Wir weinen nicht mehr, die Tränen versiegen nach den ersten zwei Wochen. Wir klagen nicht —, das ist lästig auf die Dauer! Nein! Wir haben uns eine eigenartige Lebensweise geschaffen, ganz eigenartig, und wir haben unsere Momente des

Vergessens, man könnte beinahe sagen, Momente des Glückes. Einige von uns sagen, man solle möglichst wenig nachdenken, nur den Tag erleben und weder rückwärts noch nach vorne schauen. Ich bin anderer Meinung. Im Gegenteil, ich lebe nur in der Vergangenheit und in der Zukunft, da beide unwahrscheinlich und schön sind.
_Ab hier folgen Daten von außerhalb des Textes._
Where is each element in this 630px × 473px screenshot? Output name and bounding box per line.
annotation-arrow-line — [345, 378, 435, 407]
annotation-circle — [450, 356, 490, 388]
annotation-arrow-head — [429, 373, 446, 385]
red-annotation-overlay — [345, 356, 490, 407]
Und wie sollen wir die Bilanz unserer Güter ziehen? Wir haben ja nur verloren. Es ist wahr, wir haben viel verloren, weil für einen jeden dieses alles gleich viel ist: die Hütte des Bauern, die er im Schweiße seines Angesichtes gebaut hatte, und das Schloß des ungarischen Grafen, das er von seinen Urahnen des fernen Mittelalters geerbt hat. Was ist uns also geblieben, nach dieser europäischen Sintflut? Nun, die Freude des Überlebens, das Gefühl, daß man atmet, daß man lebt. Wir haben die unschätzbare Gabe der Augen, um das Werk Gottes zu sehen, wir haben Ohren, um die Stimme unserer Lieben zu hören und die Töne der Musik, dieser ewigen Trösterin.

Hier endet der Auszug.